Делать нечего: раз приперлись, надо браться за работу. И мы искали, честно и усердно. Лыжными палками (теперь я понял их предназначение) мы прощупывали укрытые где снегом, а где и прошлогодней травой склоны в надежде обнаружить, если не вход в пещеру, то хотя бы что-то интересное. Под «интересным» я подразумевал какое-нибудь доказательство правоты теорий, выдвигаемых достопочтенным Евгением Валерьевичем. Ибо пока что на его стороне была одна лишь уверенность. Уверенность человека, которого все окружающие считают психом… Обнадеживает, не правда ли?
По прошествии часа я уже порядком задубел. Вслед за теплом быстро улетучивался и энтузиазм. Мерзли пальцы в тонких перчатках, мерзли ноги в новых, неразношенных ботинках. Мерз нос. Зато Женя не испытывал ни малейшего дискомфорта: три свитера, и две пары шерстяных носков, натянутых поверх друг друга — вот залог успеха! А не синтетические штанцы с теплой подкладкой, которые неплохо подходят в деле обследования пещер, но никуда не годятся для их поиска. Плюс мой коллега не утруждал себя такой мелочью, как прощупывание льда под ногами на предмет опасности. Возможно, это и было излишним, но никто не заставил бы меня разувериться в обратном. Лед есть лед, какая бы глубина под ним не скрывалась.

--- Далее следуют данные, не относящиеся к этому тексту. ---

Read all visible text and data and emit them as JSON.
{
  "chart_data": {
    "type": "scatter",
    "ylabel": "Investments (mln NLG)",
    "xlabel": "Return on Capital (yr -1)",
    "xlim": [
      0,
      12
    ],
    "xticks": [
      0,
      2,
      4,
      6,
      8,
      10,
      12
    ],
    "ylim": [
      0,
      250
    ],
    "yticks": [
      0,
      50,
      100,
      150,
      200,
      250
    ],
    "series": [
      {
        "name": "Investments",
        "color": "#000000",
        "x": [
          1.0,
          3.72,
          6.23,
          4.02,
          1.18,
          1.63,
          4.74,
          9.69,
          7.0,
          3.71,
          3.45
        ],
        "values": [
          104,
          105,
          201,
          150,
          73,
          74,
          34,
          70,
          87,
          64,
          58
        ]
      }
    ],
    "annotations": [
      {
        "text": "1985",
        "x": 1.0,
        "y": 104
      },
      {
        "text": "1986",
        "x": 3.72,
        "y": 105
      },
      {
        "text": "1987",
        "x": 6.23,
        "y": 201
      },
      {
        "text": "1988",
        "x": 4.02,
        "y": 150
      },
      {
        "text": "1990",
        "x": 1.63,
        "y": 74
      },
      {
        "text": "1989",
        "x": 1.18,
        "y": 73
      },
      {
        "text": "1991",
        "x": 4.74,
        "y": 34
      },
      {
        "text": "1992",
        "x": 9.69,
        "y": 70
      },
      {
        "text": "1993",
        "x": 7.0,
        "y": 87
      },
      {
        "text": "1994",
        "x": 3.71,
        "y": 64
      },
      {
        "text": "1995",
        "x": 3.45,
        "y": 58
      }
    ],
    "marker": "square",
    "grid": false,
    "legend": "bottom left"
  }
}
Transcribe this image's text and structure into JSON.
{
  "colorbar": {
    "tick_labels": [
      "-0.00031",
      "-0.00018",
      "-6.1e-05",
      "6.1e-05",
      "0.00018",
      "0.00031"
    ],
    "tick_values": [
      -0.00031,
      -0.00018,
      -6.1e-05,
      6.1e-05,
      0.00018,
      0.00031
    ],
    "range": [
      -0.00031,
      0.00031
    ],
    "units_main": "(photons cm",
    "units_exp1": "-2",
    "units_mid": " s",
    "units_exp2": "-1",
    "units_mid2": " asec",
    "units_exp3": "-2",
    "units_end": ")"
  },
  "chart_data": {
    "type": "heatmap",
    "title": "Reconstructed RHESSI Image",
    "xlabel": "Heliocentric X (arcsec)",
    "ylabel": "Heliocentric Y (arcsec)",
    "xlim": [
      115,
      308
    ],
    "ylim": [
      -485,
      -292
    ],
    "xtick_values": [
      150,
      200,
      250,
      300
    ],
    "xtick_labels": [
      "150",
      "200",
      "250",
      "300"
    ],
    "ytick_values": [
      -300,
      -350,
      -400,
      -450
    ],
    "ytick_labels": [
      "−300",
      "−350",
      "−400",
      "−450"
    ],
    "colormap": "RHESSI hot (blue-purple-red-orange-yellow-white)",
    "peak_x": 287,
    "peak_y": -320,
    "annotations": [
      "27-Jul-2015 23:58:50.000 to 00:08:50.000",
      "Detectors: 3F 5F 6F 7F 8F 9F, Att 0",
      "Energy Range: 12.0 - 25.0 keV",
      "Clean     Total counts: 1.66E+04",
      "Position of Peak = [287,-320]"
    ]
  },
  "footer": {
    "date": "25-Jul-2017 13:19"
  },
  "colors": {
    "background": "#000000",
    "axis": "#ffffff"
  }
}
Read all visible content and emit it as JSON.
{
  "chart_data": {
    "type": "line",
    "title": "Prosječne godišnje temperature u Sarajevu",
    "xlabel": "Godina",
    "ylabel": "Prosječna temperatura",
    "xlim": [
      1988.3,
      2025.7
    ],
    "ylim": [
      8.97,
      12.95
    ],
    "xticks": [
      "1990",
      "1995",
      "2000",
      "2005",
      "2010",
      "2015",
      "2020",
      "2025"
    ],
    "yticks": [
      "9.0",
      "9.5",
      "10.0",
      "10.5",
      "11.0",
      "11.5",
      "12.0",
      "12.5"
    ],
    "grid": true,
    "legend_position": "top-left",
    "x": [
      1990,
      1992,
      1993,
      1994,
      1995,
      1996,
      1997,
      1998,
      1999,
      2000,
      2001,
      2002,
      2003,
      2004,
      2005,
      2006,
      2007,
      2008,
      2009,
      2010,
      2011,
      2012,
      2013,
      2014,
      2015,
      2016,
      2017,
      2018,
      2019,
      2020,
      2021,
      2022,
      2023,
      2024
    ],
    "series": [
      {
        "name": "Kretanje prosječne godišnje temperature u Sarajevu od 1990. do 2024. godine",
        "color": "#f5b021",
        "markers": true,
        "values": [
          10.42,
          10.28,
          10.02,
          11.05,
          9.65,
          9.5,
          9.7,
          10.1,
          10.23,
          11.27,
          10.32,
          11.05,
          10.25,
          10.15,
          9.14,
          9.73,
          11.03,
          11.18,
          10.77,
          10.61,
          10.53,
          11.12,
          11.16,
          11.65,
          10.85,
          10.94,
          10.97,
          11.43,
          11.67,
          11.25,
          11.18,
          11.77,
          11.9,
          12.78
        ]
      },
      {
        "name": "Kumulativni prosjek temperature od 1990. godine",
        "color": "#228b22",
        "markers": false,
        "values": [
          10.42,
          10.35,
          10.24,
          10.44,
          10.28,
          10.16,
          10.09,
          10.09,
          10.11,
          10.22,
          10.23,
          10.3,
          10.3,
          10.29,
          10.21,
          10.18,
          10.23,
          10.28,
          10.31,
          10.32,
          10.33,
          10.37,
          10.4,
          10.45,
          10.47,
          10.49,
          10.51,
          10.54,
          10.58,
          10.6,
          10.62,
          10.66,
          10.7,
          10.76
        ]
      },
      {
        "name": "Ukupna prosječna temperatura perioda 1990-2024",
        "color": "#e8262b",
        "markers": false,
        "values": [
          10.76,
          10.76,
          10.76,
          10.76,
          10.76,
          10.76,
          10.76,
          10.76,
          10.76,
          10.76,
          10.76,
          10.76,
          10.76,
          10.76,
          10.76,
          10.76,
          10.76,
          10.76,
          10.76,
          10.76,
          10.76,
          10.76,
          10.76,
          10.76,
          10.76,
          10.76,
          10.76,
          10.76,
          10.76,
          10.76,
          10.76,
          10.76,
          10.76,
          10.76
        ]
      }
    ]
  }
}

Тем не менее, несмотря на все доставляемые погодой неудобства, наши поиски продолжались. Каждый обследовал свой берег, я — левый, а Женя — правый. И нашли же! Я ведь всерьез настроился на то, что чапать придется до самого устья, но… Черт, уж лучше бы поиски вообще не принесли никакого результата.
Находка оказалась совсем не той, что мы ожидали.
— Тут какая-то леска, — нарушил Евгений царившее до того молчание.
За прошедший час он успел опередить меня метров на тридцать и продолжал продвигаться вперед стахановскими темпами. Поначалу мы даже пытались болтать о том о сем, но очень быстро я понял, что болтовня ведет к дополнительной теплопотере, и предпочел «тыкать палкой» молча.
— Что за леска? — отозвался я, прекращая бесплодные попытки вызволить свой инструмент, который запутался в мерзлых корнях росшего наверху дерева и наотрез отказывался выпутываться обратно.
— Не знаю… Я чуть не споткнулся! Иди сюда, посмотри.
Бросив ставшую бесполезной палку, я направился к нему, по пути извлекая из кармана запасной фонарь. В основном уже почти сели батарейки. Мелькнула мысль: «Этих хватит максимум на час».
— Что там у тебя?
В ответ раздался еще один удивленный возглас Жени:
— Она тянется к середине реки! Не поддается… Вмерзла в лед, наверное. Кто мог ее здесь оставить? Для рыбалки место не самое подходящее…
Я вдруг почувствовал, как кровь бросилась мне в лицо, и стало жарко, как в тропиках.
— Стой! — возопил я не своим голосом — Не трогай ее!
— Почему? — удивился он, продолжая теребить треклятую леску.
— Просто не трогай! Отойди!
— Хорошо, сейчас… Ой, еще одна… Я растяпа, пропустил…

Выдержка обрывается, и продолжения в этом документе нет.